Driving World Model Excelling at Fidelity, Generalization, and Controllability
The challenges of establishing a model that can soak up a large scale of data comprise training efficiency, dynamics modelling, and action controllability. To enhance training efficiency, a latent video diffusion model, which is pre-trained on the general video corpus, is used for initialization. After being fine-tuned on the OpenDV dataset, the general video pre-training could effectively transfer open-world knowledge to the driving scenarios. Another crucial ingredient is modelling the intricate dynamics of the evolving scene. Novel losses are developed to focus on learning moving objects and ignore the static background, while preserving high-frequency visual details. As for action controllability, different types of actions at different granularity are incorporated in training, such as speed and trajectory, for flexibility during inference. Since the aforementioned action labels are not available in OpenDV, we additionally introduce the annotated nuScenes dataset in training.
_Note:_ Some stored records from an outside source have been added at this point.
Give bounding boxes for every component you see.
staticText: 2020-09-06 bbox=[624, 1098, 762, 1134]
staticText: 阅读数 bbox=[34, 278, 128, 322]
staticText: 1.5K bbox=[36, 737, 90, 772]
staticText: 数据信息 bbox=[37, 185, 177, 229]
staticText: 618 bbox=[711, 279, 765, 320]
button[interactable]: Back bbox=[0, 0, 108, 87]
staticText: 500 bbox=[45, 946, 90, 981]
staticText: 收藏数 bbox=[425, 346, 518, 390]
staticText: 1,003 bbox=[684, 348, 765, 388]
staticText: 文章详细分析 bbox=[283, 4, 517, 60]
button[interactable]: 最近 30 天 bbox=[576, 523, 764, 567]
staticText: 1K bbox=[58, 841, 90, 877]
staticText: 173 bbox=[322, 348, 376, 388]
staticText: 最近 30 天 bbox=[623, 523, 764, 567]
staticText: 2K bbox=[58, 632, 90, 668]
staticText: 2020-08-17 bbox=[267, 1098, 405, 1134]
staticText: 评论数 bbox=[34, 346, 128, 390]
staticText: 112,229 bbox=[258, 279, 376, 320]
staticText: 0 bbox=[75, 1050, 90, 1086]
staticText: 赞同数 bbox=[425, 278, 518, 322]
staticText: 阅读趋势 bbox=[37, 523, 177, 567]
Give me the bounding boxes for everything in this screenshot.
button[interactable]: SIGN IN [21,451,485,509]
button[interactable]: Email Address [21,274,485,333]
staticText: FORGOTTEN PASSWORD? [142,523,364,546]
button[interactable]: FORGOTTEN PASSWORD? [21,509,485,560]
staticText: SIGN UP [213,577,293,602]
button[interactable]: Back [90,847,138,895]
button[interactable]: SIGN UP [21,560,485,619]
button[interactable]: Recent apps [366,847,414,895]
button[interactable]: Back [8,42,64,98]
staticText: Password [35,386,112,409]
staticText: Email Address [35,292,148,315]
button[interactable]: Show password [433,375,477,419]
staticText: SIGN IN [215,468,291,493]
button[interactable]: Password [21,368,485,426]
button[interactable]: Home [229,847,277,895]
Through this data composition, the model effectively learns the scenario generalization and action controllability from OpenDV and nuScenes samples, respectively.
The resulting driving world model, namely Vista, exhibits a wide capability spectrum including: (a) predicting high-fidelity futures (576×1024 pixels in 10Hz) in various scenarios; (b) extending its predictions to continuous and long horizons up to 15s; (c) controlling the agent with multi-modal actions; and (d) providing rewards for different actions without accessing ground truth states.
The Foreseeable Future of Autonomous Driving
Previously, some efforts were made to develop world models for autonomous driving, but these attempts are either conducted in a small-scale dataset or implemented in rendered simulators with unrealistic visual artifacts. We took a significant step in this field by establishing a large-scale driving world model that can simulate realistic futures in open-world driving domains. Nevertheless, the generated controllable futures are not real enough and the model performance in downstream tasks is not satisfactory enough for real-world deployment. Our investigation laid the foundation to robustly verify and continuously improve real-world driving policies within its internally imagined world, while waiving the need for costly deployment and testing in the physical world.